Ofcom is also seeking views on an alternative option to simplify the current process, making it quicker and easier for customers to take their mobile number with them when switching.
Under this proposal, customers would no longer have to speak to their existing provider to request their 'PAC'3 - the code necessary to transfer their mobile telephone number. Instead, customers could ask to receive their PAC by text message, or online4.
Ofcom believes that either option would deliver a faster, simpler switch for mobile customers.
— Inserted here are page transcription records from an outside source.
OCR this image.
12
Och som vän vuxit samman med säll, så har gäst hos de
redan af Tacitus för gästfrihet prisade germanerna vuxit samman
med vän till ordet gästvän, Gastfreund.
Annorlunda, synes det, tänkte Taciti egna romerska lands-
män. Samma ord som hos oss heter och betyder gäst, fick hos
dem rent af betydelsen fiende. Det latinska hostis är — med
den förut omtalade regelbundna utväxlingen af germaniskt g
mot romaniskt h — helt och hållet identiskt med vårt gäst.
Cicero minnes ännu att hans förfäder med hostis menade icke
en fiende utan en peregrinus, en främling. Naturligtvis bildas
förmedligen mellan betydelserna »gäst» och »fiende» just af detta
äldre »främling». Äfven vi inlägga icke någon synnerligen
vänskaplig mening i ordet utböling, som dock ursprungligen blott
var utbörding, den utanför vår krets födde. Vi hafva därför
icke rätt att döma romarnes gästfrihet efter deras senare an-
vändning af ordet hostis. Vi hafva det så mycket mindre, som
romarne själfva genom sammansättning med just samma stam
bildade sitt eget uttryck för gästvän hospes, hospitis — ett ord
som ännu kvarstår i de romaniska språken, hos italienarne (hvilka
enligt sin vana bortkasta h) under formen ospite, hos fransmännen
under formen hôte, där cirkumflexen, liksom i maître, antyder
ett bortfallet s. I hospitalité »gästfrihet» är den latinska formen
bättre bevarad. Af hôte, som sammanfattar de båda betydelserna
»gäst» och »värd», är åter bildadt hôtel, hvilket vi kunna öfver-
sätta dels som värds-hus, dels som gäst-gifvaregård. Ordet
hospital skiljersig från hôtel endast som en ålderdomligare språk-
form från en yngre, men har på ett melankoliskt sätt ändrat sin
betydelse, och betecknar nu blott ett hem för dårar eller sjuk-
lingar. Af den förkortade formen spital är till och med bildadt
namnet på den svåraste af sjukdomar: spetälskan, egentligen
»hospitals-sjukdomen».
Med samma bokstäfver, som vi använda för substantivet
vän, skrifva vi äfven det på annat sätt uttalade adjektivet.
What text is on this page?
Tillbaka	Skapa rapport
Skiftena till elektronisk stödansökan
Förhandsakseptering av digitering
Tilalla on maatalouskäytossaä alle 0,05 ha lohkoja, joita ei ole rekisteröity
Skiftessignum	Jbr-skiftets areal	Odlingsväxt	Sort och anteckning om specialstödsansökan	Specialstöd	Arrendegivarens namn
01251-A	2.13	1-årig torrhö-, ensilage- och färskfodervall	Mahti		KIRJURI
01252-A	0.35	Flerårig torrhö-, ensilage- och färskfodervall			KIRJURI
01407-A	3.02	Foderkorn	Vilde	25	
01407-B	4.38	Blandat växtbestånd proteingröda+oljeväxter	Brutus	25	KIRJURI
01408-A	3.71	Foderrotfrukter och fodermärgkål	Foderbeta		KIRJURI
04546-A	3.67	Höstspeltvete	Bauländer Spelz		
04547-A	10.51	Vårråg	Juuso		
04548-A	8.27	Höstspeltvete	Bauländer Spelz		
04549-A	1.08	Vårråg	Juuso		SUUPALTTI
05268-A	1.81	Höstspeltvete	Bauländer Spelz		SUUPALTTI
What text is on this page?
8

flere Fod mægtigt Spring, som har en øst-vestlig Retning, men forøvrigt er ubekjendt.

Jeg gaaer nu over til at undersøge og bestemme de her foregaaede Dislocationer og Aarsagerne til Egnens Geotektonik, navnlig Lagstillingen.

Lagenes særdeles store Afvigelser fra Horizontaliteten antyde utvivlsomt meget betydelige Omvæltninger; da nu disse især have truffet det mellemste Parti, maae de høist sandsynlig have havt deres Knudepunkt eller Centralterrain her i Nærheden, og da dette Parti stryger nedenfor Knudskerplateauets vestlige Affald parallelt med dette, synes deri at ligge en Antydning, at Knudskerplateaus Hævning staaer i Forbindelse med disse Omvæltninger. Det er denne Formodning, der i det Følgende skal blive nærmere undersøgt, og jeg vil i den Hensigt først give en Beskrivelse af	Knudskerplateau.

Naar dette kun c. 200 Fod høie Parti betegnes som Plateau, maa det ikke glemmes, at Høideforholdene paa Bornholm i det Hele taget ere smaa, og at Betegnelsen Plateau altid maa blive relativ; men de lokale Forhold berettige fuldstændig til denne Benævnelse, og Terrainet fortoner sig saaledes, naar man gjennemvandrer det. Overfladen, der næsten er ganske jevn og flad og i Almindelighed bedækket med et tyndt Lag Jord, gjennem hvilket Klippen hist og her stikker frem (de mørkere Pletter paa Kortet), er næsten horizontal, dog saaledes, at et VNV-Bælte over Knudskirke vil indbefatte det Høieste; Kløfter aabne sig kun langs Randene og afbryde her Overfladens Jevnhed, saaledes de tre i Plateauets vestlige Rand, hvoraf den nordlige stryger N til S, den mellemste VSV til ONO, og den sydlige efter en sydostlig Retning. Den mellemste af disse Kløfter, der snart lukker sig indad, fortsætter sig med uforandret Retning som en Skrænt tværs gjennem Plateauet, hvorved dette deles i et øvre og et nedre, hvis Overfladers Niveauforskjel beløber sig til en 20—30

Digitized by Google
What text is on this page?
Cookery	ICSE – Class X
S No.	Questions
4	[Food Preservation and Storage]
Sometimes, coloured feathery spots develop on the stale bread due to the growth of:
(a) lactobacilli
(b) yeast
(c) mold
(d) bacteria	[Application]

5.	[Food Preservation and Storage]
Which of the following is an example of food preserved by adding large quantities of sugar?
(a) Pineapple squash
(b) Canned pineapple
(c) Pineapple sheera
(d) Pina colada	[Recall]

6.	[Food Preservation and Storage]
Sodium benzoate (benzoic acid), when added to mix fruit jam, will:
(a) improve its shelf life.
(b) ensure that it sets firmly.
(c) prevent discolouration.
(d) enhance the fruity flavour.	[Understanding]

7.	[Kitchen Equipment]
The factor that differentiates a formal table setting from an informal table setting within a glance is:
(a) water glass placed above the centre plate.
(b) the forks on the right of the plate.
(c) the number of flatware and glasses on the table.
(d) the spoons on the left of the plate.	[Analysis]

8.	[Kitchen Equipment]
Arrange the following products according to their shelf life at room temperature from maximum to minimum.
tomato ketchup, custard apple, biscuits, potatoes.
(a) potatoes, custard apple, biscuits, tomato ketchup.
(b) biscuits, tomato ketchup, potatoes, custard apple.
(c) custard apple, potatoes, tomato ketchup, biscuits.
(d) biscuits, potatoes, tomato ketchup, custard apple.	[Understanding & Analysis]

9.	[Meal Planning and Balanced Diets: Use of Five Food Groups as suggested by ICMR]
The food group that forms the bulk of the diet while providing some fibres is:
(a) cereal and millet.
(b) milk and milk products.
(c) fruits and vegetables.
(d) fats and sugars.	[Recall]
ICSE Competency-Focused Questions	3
A consumer's switching 'journey', under both proposals, is shown below5:
Ofcom's preferred option - mobile switching led by the 'gaining provider'
Alternative option - automated PAC request
Sharon White, Ofcom Chief Executive, said: "It is unacceptable for people to be missing out on better mobile deals because they fear the hassle of switching, or are put off having had a poor experience in the past.
"We want mobile customers to benefit from speedier, simpler switching, making it easier for them to vote with their feet and take advantage of choice in the market."
In addition to reforming mobile switching processes, Ofcom is proposing new measures to help prevent customers from temporarily losing service while moving from one provider to another.
Today's proposals would ensure a customer's old provider does not deactivate a customer's SIM card6 until their new provider has activated their new one.
Ofcom also intends to introduce new measures to help customers manage notice periods and avoid 'double paying'. This can occur when customers have to serve out a notice period7 to their losing provider - meaning the old and new contracts overlap, and they end up paying for both services simultaneously.
Under Ofcom's 'gaining provider led' option, new providers would be required to inform the customer about their notice period and offer them the chance to defer their switch by up to 30 days, to help them avoid double paying.
Under its 'automated PAC' option, providers would be required to start the clock ticking on any notice period from the date that the PAC is requested8.
Ofcom is seeking views on its mobile switching proposals by 1 June 2016. It will then consider all available evidence before publishing its final decision in autumn 2016.
Ofcom is also progressing work on consumers' experience of switching bundled services - landline, broadband and pay TV - between providers using the Openreach, Virgin Media cable or Sky satellite networks. Ofcom expects to publish next steps, including any proposals for change as necessary, in the summer.
NOTES FOR EDITORS:
1. This includes respondents who received a temporary number from their new provider during the switching process.
2. Consumers currently face different processes for switching mobile provider, depending on whether they wish to keep their existing mobile phone number. To keep their number, the customer must contact their current provider by phone for a 'porting authorisation code', or PAC, and take this to the provider they plan to join. If the customer does not intend to keep their number then, if they are on a monthly contract, they must cancel their service with their existing provider and organise a new service with the new provider themselves - known as 'cease and re-provide.'
3. 'PAC' stands for 'porting authorisation code'.
4. Via their online account.
5. Neither proposal would prevent consumers from contacting their existing provider to terminate their contract, or discuss a switch or better offer, if they wish to.
6. The SIM, or subscriber identification module, is a microchip card which securely stores relevant host mobile network connection details and other data including its unique serial number.
7. Some providers require a notice period of up to 30 days when a customer cancels a service.
8. Some providers currently only start the notice period from when a PAC is actually used.
9. Ofcom is the independent regulator and competition authority for the UK communications industries, with responsibilities across television, radio, telecommunications, wireless communications and postal services.